Effervescence has been observed in wine throughout history and has been noted by Ancient Greek and Roman writers but the cause of this mysterious appearance of bubbles wasn’t understood. Over time it’s been attributed to phases of the moon and both good and evil spirits. It was considered a wine fault in early Champagne winemaking. The mysterious circumstance surrounding the then unknown process of fermentation and carbonic gas caused some critics to call the sparkling creations “The Devil’s Wine”.

SPRAYING CHAMPAGNE

Champagne has been an integral part of sports celebration since Moët & Chandon started offering their Champagne to the winners of Formula 1 Grand Prix events. At the 1967 24 Hours of Le Mans, winner Dan Gurney started the tradition of drivers spraying the crowd and each other.

CHAMPAGNE ETIQUETTE

Champagne is usually served in a Champagne flute, whose characteristics include a long stem with a tall, narrow bowl, thin sides and an etched bottom.
The Champagne coupe or Champagne saucer is a shallow, broad bowled, stemmed glass, commonly used at wedding receptions, often stacked in layers to build a champagne tower. Champagne is continuously poured into the top glass, trickling down to fill every glass below. Legend has it that the shape of the glass was designed using a mold of French Queen Marie Antoinette’s left breast as a birthday present to her husband, Louis XVI. As much as we would love for this to be true, this is almost certainly false. The glass was designed especially for champagne in England in 1663, preceding them by almost a century.

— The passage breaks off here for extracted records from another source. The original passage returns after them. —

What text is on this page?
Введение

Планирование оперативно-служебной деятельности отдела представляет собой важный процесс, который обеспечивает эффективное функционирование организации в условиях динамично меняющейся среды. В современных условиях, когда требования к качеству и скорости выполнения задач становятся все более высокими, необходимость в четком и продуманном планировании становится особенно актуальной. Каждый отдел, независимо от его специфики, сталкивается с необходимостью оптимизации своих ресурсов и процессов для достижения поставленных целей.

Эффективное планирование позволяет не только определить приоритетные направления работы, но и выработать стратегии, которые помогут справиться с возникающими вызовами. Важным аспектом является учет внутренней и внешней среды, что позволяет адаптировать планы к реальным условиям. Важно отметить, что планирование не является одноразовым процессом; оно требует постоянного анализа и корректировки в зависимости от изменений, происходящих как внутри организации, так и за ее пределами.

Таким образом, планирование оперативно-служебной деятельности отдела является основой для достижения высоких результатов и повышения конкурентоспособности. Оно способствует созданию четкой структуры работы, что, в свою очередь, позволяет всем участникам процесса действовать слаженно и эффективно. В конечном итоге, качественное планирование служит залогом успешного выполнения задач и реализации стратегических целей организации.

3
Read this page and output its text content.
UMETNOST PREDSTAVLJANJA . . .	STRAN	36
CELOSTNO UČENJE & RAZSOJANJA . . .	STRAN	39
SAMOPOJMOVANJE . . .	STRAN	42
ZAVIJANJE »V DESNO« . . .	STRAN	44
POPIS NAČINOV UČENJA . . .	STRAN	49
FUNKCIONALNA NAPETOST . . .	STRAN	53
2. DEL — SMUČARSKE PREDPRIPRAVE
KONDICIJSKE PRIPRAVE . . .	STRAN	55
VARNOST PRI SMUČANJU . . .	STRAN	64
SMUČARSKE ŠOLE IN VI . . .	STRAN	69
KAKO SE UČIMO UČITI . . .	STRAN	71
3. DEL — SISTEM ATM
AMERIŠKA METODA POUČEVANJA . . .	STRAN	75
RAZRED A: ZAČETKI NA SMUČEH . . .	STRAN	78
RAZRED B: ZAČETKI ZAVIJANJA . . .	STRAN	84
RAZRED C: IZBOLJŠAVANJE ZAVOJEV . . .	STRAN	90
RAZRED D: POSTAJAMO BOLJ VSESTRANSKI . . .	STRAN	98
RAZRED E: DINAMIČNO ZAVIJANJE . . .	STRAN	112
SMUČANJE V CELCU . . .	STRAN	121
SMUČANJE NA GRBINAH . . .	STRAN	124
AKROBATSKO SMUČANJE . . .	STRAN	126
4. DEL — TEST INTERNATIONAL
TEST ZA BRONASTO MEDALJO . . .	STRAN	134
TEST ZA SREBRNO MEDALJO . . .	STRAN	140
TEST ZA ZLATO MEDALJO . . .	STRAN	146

Not to be outdone, however, Moët Hennessy Champagne brand Dom Pérignon released a glass modelled after supermodel Claudia Schiffer’s breasts back in 2008. Both Schiffer and Lagerfeld (the photographer of note) had a long association with Dom Perignon, the former appearing in a series of ever more suggestive ads for the brand. In 2007, the pair hosted a series of lavish parties for the launch of the Oenothèque 1993, the house’s top bottling. The glass, which sold as a package with a bottle of 1995 Oenothèque, cost $3,150!  Check for one on eBay!